Kubernetes

KubeArmor deep dive: Securing Kubernetes with eBPF and LSM

KubeArmor is an open-source runtime security tool that relies on eBPF to detect suspicious events in your cluster.

Giulia Di Pietro

Nov 06, 2024

10 minute read

KubeArmor Deep Dive: Securing Kubernetes with eBPF & LSM

As part of our Kubernetes security series, we recently explained what Falco is, what Tetragon is, how we configure them, and what type of observability data we can get from those agents.

Today, we will focus on another runtime agent relying on eBPF: KubeArmor.

Here’s a quick overview of the contents of this blog post:

1

An introduction to the KubeArmor project
2

An overview of the CRDs helping us define policies in our environment (kubearmorpolicy, kubearmorhostpolicy, and kubearmorclusterpolicy)
3

And how to extend our observability using KubeArmor.

# KubeArmor overview

Like other runtime agents, KubeArmor relies on eBPF to detect suspicious events in your cluster. Depending on your policy, it may also leverage Linux Security Modules (LSMs), such as AppArmor, SELinux, and LSM BPF, to secure your cluster.

KubeArmor will report observability by pushing process, file, network, or capabilities usage events if enabled.

# KubeArmor architecture

KubeArmor comprises various components, such as the daemonset, the operator, the controller, and the kubearmor-relay.

When you deploy KubeArmor, you’ll have the core component that all security agents rely on, the daemonset, which will deploy the BPF probe. This is the most critical component because the person responsible for reporting the events is responsible for applying the proper enforcement.

Then, you’ll have one of KubeArmor's essential elements: the operator. A Kubernetes deployment allows you to turn the KubeArmor events on or off based on annotations and configure our policies. The policies are configured with a new CRD introduced by KubeArmor: kubearmorpolicy.

The actual controller deployment spreads the configuration to the BPF probes running in our cluster.

Finally, there is the kubearmor-relay, where the KubeArmor agents expose events through the gRPC endpoint. The relay server will pull the agent's events using the gRPC protocol. The relay is then responsible for sharing the output in various protocols. If we want to collect events using log agents, we need to modify the relay's settings to generate the events and alerts more explicitly in stdout. I guess it has been turned off for performance reasons, but KubeArmor's “observability” journey is more complicated than the other agents.

# Events in KubeArmor

KubeArmor can produce events from various cluster dimensions to report operations related to processes, files, networks, and last capabilities. Those events would only be produced if turned on. Add the correct annotation to the targeted Kubernetes component to achieve this visibility.

The annotation is Kubearmor-visibility, and the value is the list of dimensions you want to enable, such as file, network, process, and capabilities.

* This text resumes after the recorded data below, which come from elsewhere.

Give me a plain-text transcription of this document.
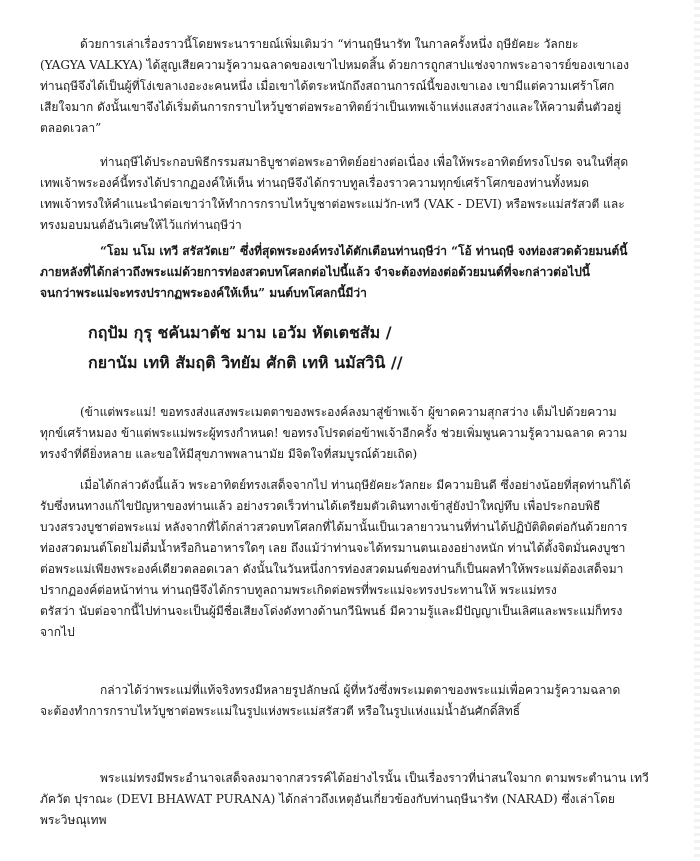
ด้วยการเล่าเรื่องราวนี้โดยพระนารายณ์เพิ่มเติมว่า “ท่านฤษีนารัท ในกาลครั้งหนึ่ง ฤษียัคยะ วัลกยะ
(YAGYA VALKYA) ได้สูญเสียความรู้ความฉลาดของเขาไปหมดสิ้น ด้วยการถูกสาปแช่งจากพระอาจารย์ของเขาเอง
ท่านฤษีจึงได้เป็นผู้ที่โง่เขลาเงอะงะคนหนึ่ง เมื่อเขาได้ตระหนักถึงสถานการณ์นี้ของเขาเอง เขามีแต่ความเศร้าโศก
เสียใจมาก ดังนั้นเขาจึงได้เริ่มต้นการกราบไหว้บูชาต่อพระอาทิตย์ว่าเป็นเทพเจ้าแห่งแสงสว่างและให้ความตื่นตัวอยู่
ตลอดเวลา”
ท่านฤษีได้ประกอบพิธีกรรมสมาธิบูชาต่อพระอาทิตย์อย่างต่อเนื่อง เพื่อให้พระอาทิตย์ทรงโปรด จนในที่สุด
เทพเจ้าพระองค์นี้ทรงได้ปรากฏองค์ให้เห็น ท่านฤษีจึงได้กราบทูลเรื่องราวความทุกข์เศร้าโศกของท่านทั้งหมด
เทพเจ้าทรงให้คำแนะนำต่อเขาว่าให้ทำการกราบไหว้บูชาต่อพระแม่วัก-เทวี (VAK - DEVI) หรือพระแม่สรัสวตี และ
ทรงมอบมนต์อันวิเศษให้ไว้แก่ท่านฤษีว่า
“โอม นโม เทวี สรัสวัตเย” ซึ่งที่สุดพระองค์ทรงได้ตักเตือนท่านฤษีว่า “โอ้ ท่านฤษี จงท่องสวดด้วยมนต์นี้
ภายหลังที่ได้กล่าวถึงพระแม่ด้วยการท่องสวดบทโศลกต่อไปนี้แล้ว จำจะต้องท่องต่อด้วยมนต์ที่จะกล่าวต่อไปนี้
จนกว่าพระแม่จะทรงปรากฏพระองค์ให้เห็น” มนต์บทโศลกนี้มีว่า
กฤปัม กุรุ ชคันมาตัช มาม เอวัม หัตเตชสัม /
กยานัม เทหิ สัมฤติ วิทยัม ศักติ เทหิ นมัสวินิ //
(ข้าแต่พระแม่! ขอทรงส่งแสงพระเมตตาของพระองค์ลงมาสู่ข้าพเจ้า ผู้ขาดความสุกสว่าง เต็มไปด้วยความ
ทุกข์เศร้าหมอง ข้าแต่พระแม่พระผู้ทรงกำหนด! ขอทรงโปรดต่อข้าพเจ้าอีกครั้ง ช่วยเพิ่มพูนความรู้ความฉลาด ความ
ทรงจำที่ดียิ่งหลาย และขอให้มีสุขภาพพลานามัย มีจิตใจที่สมบูรณ์ด้วยเถิด)
เมื่อได้กล่าวดังนี้แล้ว พระอาทิตย์ทรงเสด็จจากไป ท่านฤษียัคยะวัลกยะ มีความยินดี ซึ่งอย่างน้อยที่สุดท่านก็ได้
รับซึ่งหนทางแก้ไขปัญหาของท่านแล้ว อย่างรวดเร็วท่านได้เตรียมตัวเดินทางเข้าสู่ยังป่าใหญ่ทึบ เพื่อประกอบพิธี
บวงสรวงบูชาต่อพระแม่ หลังจากที่ได้กล่าวสวดบทโศลกที่ได้มานั้นเป็นเวลายาวนานที่ท่านได้ปฏิบัติติดต่อกันด้วยการ
ท่องสวดมนต์โดยไม่ดื่มน้ำหรือกินอาหารใดๆ เลย ถึงแม้ว่าท่านจะได้ทรมานตนเองอย่างหนัก ท่านได้ตั้งจิตมั่นคงบูชา
ต่อพระแม่เพียงพระองค์เดียวตลอดเวลา ดังนั้นในวันหนึ่งการท่องสวดมนต์ของท่านก็เป็นผลทำให้พระแม่ต้องเสด็จมา
ปรากฏองค์ต่อหน้าท่าน ท่านฤษีจึงได้กราบทูลถามพระเกิดต่อพรที่พระแม่จะทรงประทานให้ พระแม่ทรง
ตรัสว่า นับต่อจากนี้ไปท่านจะเป็นผู้มีชื่อเสียงโด่งดังทางด้านกวีนิพนธ์ มีความรู้และมีปัญญาเป็นเลิศและพระแม่ก็ทรง
จากไป
กล่าวได้ว่าพระแม่ที่แท้จริงทรงมีหลายรูปลักษณ์ ผู้ที่หวังซึ่งพระเมตตาของพระแม่เพื่อความรู้ความฉลาด
จะต้องทำการกราบไหว้บูชาต่อพระแม่ในรูปแห่งพระแม่สรัสวตี หรือในรูปแห่งแม่น้ำอันศักดิ์สิทธิ์
พระแม่ทรงมีพระอำนาจเสด็จลงมาจากสวรรค์ได้อย่างไรนั้น เป็นเรื่องราวที่น่าสนใจมาก ตามพระตำนาน เทวี
ภัควัต ปุราณะ (DEVI BHAWAT PURANA) ได้กล่าวถึงเหตุอันเกี่ยวข้องกับท่านฤษีนารัท (NARAD) ซึ่งเล่าโดย
พระวิษณุเทพ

This annotation can be placed in various areas of your cluster, at the pod level, at the deployment level, or at the node or namespace level. Let’s examine the structure of those events.

Here is a process event:

            {
 "ClusterName": "default",
 "HostName": "aks-agentpool-16128849-vmss000000",
 "NamespaceName": "default",
 "PodName": "vault-0",
 "Labels": "app.kubernetes.io/instance=vault,app.kubernetes.io/name=vault,component=server,helm.sh/chart=vault-0.24.1,statefulset.kubernetes.io/pod-name=vault-0",
 "ContainerID": "775fb27125ee8d9e2f34d6731fbf3bf677a1038f79fe8134856337612007d9ae",
 "ContainerName": "vault",
 "ContainerImage": "docker.io/hashicorp/vault:1.13.1@sha256:b888abc3fc0529550d4a6c87884419e86b8cb736fe556e3e717a6bc50888b3b8",
 "ParentProcessName": "/usr/bin/runc",
 "ProcessName": "/bin/sh",
 "HostPPID": 2514065,
 "HostPID": 2514068,
 "PPID": 2514065,
 "PID": 3552620,
 "UID": 100,
 "Type": "ContainerLog",
 "Source": "/usr/bin/runc",
 "Operation": "Process",
 "Resource": "/bin/sh -ec vault status -tls-skip-verify",
 "Data": "syscall=SYS_EXECVE",
 "Result": "Passed"
}

It returns the process executed, the parent process, the Kubernetes metadata, and the system call type.

Here is a network event:

            {
 "ClusterName": "default",
 "HostName": "aks-agentpool-16128849-vmss000001",
 "NamespaceName": "accuknox-agents",
 "PodName": "policy-enforcement-agent-7946b64dfb-f4lgv",
 "Labels": "app=policy-enforcement-agent",
 "ContainerID": "b597629c9b59304c779c51839e9a590fa96871bdfdf55bfec73b26c9fb7647d7",
 "ContainerName": "policy-enforcement-agent",
 "ContainerImage": "public.ecr.aws/k9v9d5v2/policy-enforcement-agent:v0.1.0@sha256:005c1fde3ff8a667f3ac7540c5c011c752a7e3aaa2c89aa335703289ed8d80f8",
 "ParentProcessName": "/usr/bin/containerd-shim-runc-v2",
 "ProcessName": "/home/pea/main",
 "HostPPID": 1394403,
 "HostPID": 1394554,
 "PPID": 1394403,
 "PID": 1,
 "Type": "ContainerLog",
 "Source": "./main",
 "Operation": "Network",
 "Resource": "sa_family=AF_INET sin_port=53 sin_addr=10.0.0.10",
 "Data": "syscall=SYS_CONNECT fd=10",
 "Result": "Passed"
}

The operation, data, and resource field will provide different details based on the type of event. Operation is the field defining the source of the event, process, file, and network.

Here is an example of a file event:

            {
 "ClusterName": "default",
 "HostName": "aks-agentpool-16128849-vmss000000",
 "NamespaceName": "accuknox-agents",
 "PodName": "discovery-engine-6f5c4df7b4-q8zbc",
 "Labels": "app=discovery-engine",
 "ContainerID": "7aca8d52d35ab7872df6a454ca32339386be755d9ed6bd6bf7b37ec6aaf277e4",
 "ContainerName": "discovery-engine",
 "ContainerImage": "docker.io/accuknox/knoxautopolicy:v0.9@sha256:bb83b5c6d41e0d0aa3b5d6621188c284ea99741c3692e34b0f089b0e74745413",
 "ParentProcessName": "/usr/bin/containerd-shim-runc-v2",
 "ProcessName": "/knoxAutoPolicy",
 "HostPPID": 967496,
 "HostPID": 967872,
 "PPID": 967496,
 "PID": 1,
 "Type": "ContainerLog",
 "Source": "/knoxAutoPolicy",
 "Operation": "File",
 "Resource": "/var/run/secrets/kubernetes.io/serviceaccount/token",
 "Data": "syscall=SYS_OPENAT fd=-100 flags=O_RDONLY|O_CLOEXEC",
 "Result": "Passed"
}

That is the default structure of the events when building a policy. You’ll have similar information, but an Action field will be added to help you understand if it is an alert or a simple blocked event. The action could be either blocked or audited.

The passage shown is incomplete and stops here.